Construction industry members in the Midwest and elsewhere can be forgiven for having grown bleary-eyed following the zig-zagging of leading economic indicators month over month, year over year.

March brought more mixed results to the Midwest, with the American Institute of Architects Architectural Billings Index indicating that demand for architectural services rose, albeit modestly, for the fifth consecutive month, with the Midwest leading all regions in the Index's New Project Inquiry Index.

The Billings Index, which addresses non-residential construction, is regarded as a bellwether of sorts for future spending on hard construction nine to 12 months in the future. AIA attributes growth in March to increasing numbers of commercial developments.

We are starting to hear more about improving conditions in the marketplace, with a greater sense of optimism that there will be greater demand for design services,” says AIA Chief Economist Kermit Baker, who nonetheless notes that “progress is likely to be measured in inches rather than miles for the next few months.”

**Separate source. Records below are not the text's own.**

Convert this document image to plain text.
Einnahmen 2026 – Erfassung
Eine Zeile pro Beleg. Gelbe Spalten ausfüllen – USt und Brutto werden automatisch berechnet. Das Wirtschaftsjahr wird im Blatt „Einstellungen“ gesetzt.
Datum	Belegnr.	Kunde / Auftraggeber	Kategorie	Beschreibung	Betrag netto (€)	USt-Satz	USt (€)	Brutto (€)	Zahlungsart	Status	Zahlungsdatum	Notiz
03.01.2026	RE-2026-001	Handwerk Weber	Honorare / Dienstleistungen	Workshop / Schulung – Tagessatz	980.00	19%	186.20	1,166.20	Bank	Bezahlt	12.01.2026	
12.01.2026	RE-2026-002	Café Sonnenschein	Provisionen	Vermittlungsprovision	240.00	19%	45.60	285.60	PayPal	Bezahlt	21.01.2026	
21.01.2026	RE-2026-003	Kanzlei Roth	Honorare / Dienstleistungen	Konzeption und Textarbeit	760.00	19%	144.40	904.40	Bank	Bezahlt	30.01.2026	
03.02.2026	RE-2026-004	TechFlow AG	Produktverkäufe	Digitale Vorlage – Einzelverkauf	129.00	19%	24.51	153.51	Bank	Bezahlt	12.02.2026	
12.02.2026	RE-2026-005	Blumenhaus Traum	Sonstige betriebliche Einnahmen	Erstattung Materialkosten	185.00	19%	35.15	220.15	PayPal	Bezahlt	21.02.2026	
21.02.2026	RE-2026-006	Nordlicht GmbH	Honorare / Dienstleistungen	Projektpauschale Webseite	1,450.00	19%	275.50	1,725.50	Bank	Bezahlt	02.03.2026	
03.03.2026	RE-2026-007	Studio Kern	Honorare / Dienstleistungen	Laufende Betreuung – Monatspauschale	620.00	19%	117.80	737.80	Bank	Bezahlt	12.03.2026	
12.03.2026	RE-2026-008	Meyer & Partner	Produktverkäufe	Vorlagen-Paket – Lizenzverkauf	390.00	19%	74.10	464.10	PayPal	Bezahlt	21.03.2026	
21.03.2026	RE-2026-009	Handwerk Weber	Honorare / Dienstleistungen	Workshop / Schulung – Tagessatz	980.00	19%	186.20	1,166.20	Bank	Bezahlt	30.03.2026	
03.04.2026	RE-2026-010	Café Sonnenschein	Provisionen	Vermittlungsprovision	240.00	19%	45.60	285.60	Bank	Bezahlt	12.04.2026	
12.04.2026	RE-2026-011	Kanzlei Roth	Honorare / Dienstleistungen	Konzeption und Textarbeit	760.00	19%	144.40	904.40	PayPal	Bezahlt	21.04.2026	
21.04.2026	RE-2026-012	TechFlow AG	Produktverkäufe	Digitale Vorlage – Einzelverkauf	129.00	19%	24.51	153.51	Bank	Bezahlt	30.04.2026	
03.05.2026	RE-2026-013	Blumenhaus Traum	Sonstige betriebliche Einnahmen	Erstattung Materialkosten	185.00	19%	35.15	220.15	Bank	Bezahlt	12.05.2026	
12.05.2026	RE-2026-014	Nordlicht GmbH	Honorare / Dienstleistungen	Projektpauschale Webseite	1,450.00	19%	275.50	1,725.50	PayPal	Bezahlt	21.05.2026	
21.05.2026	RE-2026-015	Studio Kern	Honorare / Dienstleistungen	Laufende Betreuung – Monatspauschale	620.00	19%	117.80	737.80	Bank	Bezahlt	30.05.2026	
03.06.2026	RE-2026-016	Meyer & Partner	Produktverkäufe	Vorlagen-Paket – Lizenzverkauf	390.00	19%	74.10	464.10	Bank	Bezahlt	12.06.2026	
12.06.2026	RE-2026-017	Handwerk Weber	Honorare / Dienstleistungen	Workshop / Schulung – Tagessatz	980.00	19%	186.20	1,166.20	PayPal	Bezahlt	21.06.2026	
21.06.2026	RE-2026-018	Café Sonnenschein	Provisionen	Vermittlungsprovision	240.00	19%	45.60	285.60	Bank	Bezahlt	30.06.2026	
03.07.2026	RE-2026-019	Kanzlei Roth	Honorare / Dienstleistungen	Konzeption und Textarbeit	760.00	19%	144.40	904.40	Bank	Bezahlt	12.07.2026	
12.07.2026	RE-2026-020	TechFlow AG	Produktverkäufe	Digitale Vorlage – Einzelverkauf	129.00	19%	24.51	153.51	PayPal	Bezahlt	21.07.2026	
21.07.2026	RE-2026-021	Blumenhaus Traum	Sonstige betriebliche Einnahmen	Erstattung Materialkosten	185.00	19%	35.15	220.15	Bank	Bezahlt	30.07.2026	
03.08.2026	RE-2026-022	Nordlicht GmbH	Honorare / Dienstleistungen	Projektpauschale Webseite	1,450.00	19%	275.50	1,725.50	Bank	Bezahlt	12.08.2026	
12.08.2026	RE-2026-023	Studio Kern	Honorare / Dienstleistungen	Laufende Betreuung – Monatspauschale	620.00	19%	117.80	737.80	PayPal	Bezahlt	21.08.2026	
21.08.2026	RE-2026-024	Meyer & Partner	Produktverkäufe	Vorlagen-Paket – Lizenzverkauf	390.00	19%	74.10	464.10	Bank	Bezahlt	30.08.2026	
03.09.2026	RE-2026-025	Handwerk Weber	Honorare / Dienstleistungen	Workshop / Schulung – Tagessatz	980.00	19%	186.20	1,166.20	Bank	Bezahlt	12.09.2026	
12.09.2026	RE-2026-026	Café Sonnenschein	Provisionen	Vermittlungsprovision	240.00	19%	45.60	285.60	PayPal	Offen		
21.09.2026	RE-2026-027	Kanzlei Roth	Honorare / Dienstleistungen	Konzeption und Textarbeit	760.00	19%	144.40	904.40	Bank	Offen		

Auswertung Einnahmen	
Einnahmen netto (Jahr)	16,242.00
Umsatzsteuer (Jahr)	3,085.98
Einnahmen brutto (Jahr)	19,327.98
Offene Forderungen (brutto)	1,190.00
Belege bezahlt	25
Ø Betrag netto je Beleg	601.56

So, there's a glimpse of the future for you, though it's worth noting that while demand for architectural services grew in March, it was not as strong as in February.

A glimpse at the recent past isn't as pretty, with the Associated General Contractors of America reporting that construction employment stalled in all but 12 states in March. Ohio was the biggest loser, having shed 7,000 construction-related jobs from a month earlier, with Illinois and Wisconsin trailing right behind it, shedding 5,000 and 4,500 jobs, respectively.

On a brighter note, Missouri added 2,400 jobs and Indiana 500, but not a stellar performance for the region overall.

AGC Stephen E. Sandherr laid the problem at the feet of federal lawmakers, who he says must enact long-term infrastructure measures and tax measures that provide business owners with the confidence they need to hire. “Many construction firms are hesitant to hire when they have no idea how much work will be available later this year or how much they will owe in taxes next April.”

To be continued, of course. In the meantime, keep following the zig-zags, if you can stand to.